Data Structures and Algorithms (DSA)  

Count Occurrences of an Element in a Sorted Array (Using Binary Search)

Introduction

Counting how many times an element appears in a sorted array is a very common DSA interview question. Many beginners immediately think of scanning the entire array, which works but is not efficient.

In simple words, this problem asks you to find how many times a number is repeated in a sorted list.

This article explains how to solve this problem efficiently using Binary Search, in simple, human-friendly language, step by step.

Real-World Meaning of Counting Occurrences

Imagine a class attendance register where student names are written in sorted order. If a teacher asks:

  • How many times does the name “Rahul” appear?

You would not read the entire register line by line. Instead, you would find where “Rahul” starts and where it ends. The number of entries in between is the answer.

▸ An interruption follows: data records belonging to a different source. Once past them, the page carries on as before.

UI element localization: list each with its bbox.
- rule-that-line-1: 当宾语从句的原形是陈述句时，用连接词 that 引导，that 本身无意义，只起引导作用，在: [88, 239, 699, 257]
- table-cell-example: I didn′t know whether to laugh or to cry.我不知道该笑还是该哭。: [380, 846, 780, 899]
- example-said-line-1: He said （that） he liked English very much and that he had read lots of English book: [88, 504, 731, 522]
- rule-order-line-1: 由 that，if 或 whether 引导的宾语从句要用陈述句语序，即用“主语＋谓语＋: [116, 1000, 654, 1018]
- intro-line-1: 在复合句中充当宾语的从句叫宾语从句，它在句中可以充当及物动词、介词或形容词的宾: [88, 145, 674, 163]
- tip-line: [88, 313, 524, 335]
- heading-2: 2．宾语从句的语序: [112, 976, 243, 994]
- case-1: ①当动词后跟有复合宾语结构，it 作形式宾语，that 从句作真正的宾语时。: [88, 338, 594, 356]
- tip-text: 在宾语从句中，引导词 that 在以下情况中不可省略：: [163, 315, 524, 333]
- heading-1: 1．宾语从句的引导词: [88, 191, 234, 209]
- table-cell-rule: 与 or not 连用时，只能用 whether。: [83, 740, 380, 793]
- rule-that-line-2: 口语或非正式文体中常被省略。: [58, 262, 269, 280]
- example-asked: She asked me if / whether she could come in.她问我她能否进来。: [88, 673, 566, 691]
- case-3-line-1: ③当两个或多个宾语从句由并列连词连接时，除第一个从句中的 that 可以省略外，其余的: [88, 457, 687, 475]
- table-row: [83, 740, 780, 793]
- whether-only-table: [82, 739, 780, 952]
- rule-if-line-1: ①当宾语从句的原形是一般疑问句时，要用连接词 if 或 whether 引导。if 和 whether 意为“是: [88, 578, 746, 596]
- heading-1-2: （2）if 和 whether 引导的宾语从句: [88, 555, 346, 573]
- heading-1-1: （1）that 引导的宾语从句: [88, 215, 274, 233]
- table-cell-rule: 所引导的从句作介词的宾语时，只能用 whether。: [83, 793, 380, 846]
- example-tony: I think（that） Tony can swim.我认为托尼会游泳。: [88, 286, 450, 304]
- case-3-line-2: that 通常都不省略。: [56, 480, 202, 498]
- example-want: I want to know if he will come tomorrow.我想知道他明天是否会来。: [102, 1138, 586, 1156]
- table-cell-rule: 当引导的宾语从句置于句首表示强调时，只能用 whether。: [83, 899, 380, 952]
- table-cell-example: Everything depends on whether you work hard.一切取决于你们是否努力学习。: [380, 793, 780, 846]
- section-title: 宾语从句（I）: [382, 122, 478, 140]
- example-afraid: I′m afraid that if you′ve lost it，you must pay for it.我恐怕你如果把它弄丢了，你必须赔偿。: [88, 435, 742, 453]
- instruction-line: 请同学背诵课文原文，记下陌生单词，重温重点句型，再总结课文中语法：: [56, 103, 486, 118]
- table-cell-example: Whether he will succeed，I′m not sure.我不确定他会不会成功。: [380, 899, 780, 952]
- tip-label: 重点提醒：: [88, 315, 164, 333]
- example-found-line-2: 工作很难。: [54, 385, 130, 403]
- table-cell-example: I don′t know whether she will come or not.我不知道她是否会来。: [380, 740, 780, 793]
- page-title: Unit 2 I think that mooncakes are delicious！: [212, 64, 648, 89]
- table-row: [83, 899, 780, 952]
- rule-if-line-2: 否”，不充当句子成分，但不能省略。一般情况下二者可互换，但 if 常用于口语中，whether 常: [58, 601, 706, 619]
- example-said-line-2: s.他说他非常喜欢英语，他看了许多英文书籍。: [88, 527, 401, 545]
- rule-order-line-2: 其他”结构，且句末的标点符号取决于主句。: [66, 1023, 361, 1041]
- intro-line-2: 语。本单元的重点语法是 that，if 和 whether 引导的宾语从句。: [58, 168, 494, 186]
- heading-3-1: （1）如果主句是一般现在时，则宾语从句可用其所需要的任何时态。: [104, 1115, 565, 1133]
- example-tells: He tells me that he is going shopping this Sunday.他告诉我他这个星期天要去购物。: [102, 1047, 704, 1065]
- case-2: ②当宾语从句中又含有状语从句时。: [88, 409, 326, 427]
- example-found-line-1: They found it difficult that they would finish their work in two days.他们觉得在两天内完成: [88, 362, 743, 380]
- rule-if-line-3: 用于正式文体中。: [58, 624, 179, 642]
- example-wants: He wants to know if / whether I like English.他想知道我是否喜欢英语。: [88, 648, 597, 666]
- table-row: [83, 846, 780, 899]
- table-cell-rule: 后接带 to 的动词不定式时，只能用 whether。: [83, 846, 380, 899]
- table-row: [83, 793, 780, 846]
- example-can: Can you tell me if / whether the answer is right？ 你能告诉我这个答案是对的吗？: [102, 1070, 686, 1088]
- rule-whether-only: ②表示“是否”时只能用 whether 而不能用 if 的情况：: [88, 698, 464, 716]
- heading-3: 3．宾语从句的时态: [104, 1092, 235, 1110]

This is exactly how we solve this problem using binary search.

Problem Statement

You are given:

  • A sorted array of integers

  • A target value

Your task is to count how many times the target appears in the array.

Example

Array:  [1, 2, 2, 2, 3, 4, 5]
Target: 2

Output

Count = 3

Before vs After Understanding

Linear Scan (Before)

  • Check every element

  • Count matches

  • Works but slow for large arrays

Binary Search Approach (After)

  • Find first occurrence

  • Find last occurrence

  • Calculate count instantly

Why Binary Search Works Here

Because the array is sorted:

  • All occurrences of a number appear together

  • Once we know the start and end positions, counting is easy

This is why binary search is perfect for this problem.

What Interviewers Are Actually Testing

Interviewers want to check:

  • Do you know how to reuse binary search?

  • Can you solve frequency problems efficiently?

  • Do you understand boundary-based searching?

This question often follows “first and last occurrence”.

Key Idea (Very Simple)

  1. Find the first occurrence of the target

  2. Find the last occurrence of the target

  3. Use the formula:

Count = lastIndex - firstIndex + 1

If the element is not found, count is 0.

Step-by-Step Logic

  1. Use binary search to find first occurrence

  2. Use binary search to find last occurrence

  3. If first occurrence is -1, return 0

  4. Otherwise, calculate the count

Dry Run Example

Array: [1, 2, 2, 2, 3, 4, 5], Target = 2

  • First occurrence index = 1

  • Last occurrence index = 3

Count = 3 - 1 + 1 = 3

One-Line Logic Before Code

Count is the distance between first and last positions of the target.

Code Implementation (C++)

int firstOccurrence(vector<int>& arr, int target) {
    int low = 0, high = arr.size() - 1;
    int ans = -1;

    while (low <= high) {
        int mid = low + (high - low) / 2;
        if (arr[mid] == target) {
            ans = mid;
            high = mid - 1;
        } else if (arr[mid] < target) {
            low = mid + 1;
        } else {
            high = mid - 1;
        }
    }
    return ans;
}

int lastOccurrence(vector<int>& arr, int target) {
    int low = 0, high = arr.size() - 1;
    int ans = -1;

    while (low <= high) {
        int mid = low + (high - low) / 2;
        if (arr[mid] == target) {
            ans = mid;
            low = mid + 1;
        } else if (arr[mid] < target) {
            low = mid + 1;
        } else {
            high = mid - 1;
        }
    }
    return ans;
}

int countOccurrences(vector<int>& arr, int target) {
    int first = firstOccurrence(arr, target);
    if (first == -1) return 0;
    int last = lastOccurrence(arr, target);
    return last - first + 1;
}

Common Beginner Mistakes

  • Using linear search in interviews

  • Forgetting array must be sorted

  • Not handling element-not-found case

Time and Space Complexity

  • Time Complexity: O(log n)

  • Space Complexity: O(1)

This is far better than linear scanning.

Easy Summary (Explain Like I’m 10)

If the same number appears many times in a sorted list, binary search helps you quickly find where it starts and where it ends. The number of times it appears is just the number of positions in between.

Summary

Counting occurrences of an element in a sorted array can be done very efficiently using binary search. By finding the first and last positions of the target element and calculating the difference, you avoid unnecessary scanning and achieve logarithmic time complexity. This pattern is extremely useful in interviews and builds a strong foundation for solving frequency-based and boundary-search problems in DSA.